Holotropic Breathing Technique
A woman is lying on her back on a yoga mat. Photo Credit LuminaStock/iStock/Getty Images

Holotropic breathing is a technique developed by Dr. Stanislav Grof and his wife in the mid-1970s. As a psychotherapist, Grof was involved in earlier tests on the therapeutic potential of LSD. When psychedelics were peremptorily banned in the 1960s, Grof developed holotropic breathing as a means of simulating the psychedelic experience of LSD without the drug itself. Grof defines holotropic as "that which leads to wholeness." Before you begin, ask your doctor if holotropic breathwork is safe for you, especially if you have cardiovascular problems, high or low blood pressure, glaucoma, pregnancy, recent surgery, epilepsy, asthma or mental Illness.

Setting

Holotropic breathing is designed to allow the breather to experience deeper levels of their psyche than are usually available in a normal waking state. Thus, breathwork typically begins by creating an appropriate setting. A quiet location, such as would be used for a retreat, is often used, and a comfortable room that can be darkened should be chosen. The breather is usually accompanied by a sitter and, sometimes, a more advanced facilitator. Relaxing music should be chosen in advance and played in a format that will allow continuous play for several hours.

Relaxation

The breather lies supine on a mat with eyes closed. The sitter or facilitator then leads the breather through a meditative visualization to create deep relaxation. If you are the breather, you would breathe slowly and deeply during this period as you allow all parts of your body to relax.
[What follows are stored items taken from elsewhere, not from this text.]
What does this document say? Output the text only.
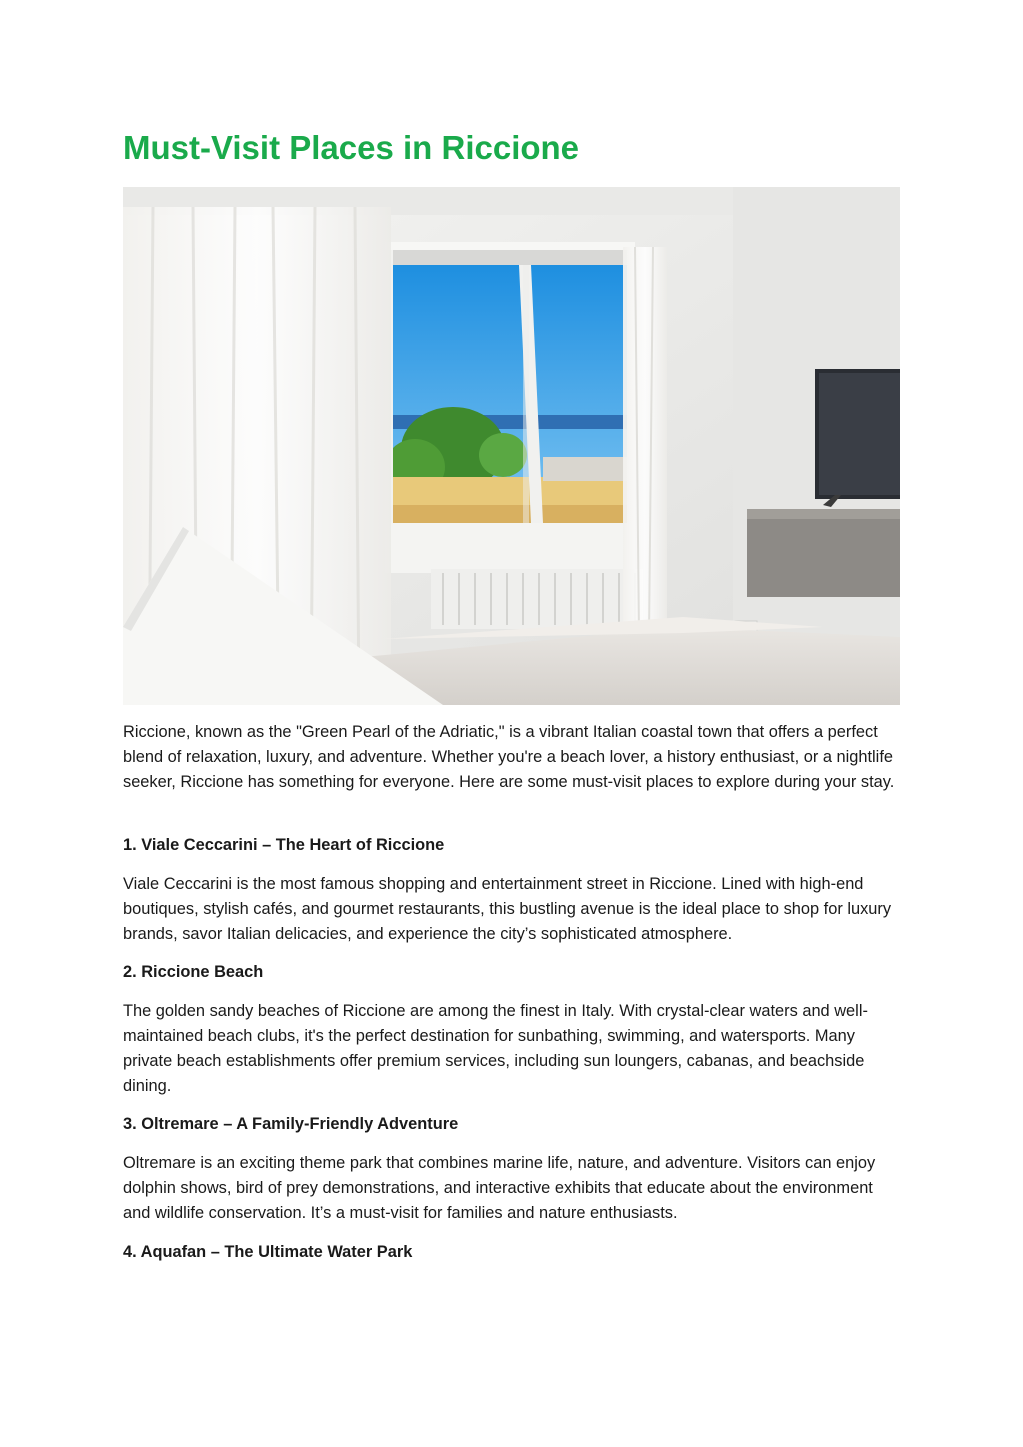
Must-Visit Places in Riccione

Riccione, known as the "Green Pearl of the Adriatic," is a vibrant Italian coastal town that offers a perfect blend of relaxation, luxury, and adventure. Whether you're a beach lover, a history enthusiast, or a nightlife seeker, Riccione has something for everyone. Here are some must-visit places to explore during your stay.

1. Viale Ceccarini – The Heart of Riccione

Viale Ceccarini is the most famous shopping and entertainment street in Riccione. Lined with high-end boutiques, stylish cafés, and gourmet restaurants, this bustling avenue is the ideal place to shop for luxury brands, savor Italian delicacies, and experience the city’s sophisticated atmosphere.

2. Riccione Beach

The golden sandy beaches of Riccione are among the finest in Italy. With crystal-clear waters and well-maintained beach clubs, it's the perfect destination for sunbathing, swimming, and watersports. Many private beach establishments offer premium services, including sun loungers, cabanas, and beachside dining.

3. Oltremare – A Family-Friendly Adventure

Oltremare is an exciting theme park that combines marine life, nature, and adventure. Visitors can enjoy dolphin shows, bird of prey demonstrations, and interactive exhibits that educate about the environment and wildlife conservation. It’s a must-visit for families and nature enthusiasts.

4. Aquafan – The Ultimate Water Park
At the end of the guided meditation, the lights are dimmed and the music is allowed to play at sufficient volume to block any external noise.

Breathing

Once the music begins, you as the breather accelerate your rate of breath to a point near hyperventilation. The goal is to continue breathing deeply, but to do so quickly. Breath in through the nose and out through the mouth. Remaining on your back, continue breathing in this way for two to three hours, focusing on the internal experience and feelings reached through the shift in your awareness. The sitter and facilitator are there to assist in any way you need. Some coughing or choking feelings are not unusual, particularly in response to emotionally charged experiences. You may find yourself writhing, dancing, crying, laughing, shivering, speaking or any of a variety of other possibilities.

Drawing

After about two hours, the music is faded to silence. You, the breather, gradually resume a normal rate of breath. When you’re ready, open your eyes and allow the light in the room to return to normal. Take up a pen, crayon, marker or similar implement and draw a mandala to represent your experience. A mandala is a circle with shapes, scenes or symbols inside. If you have more artistic skill, you may choose to forgo the mandala form and draw a more expressive picture.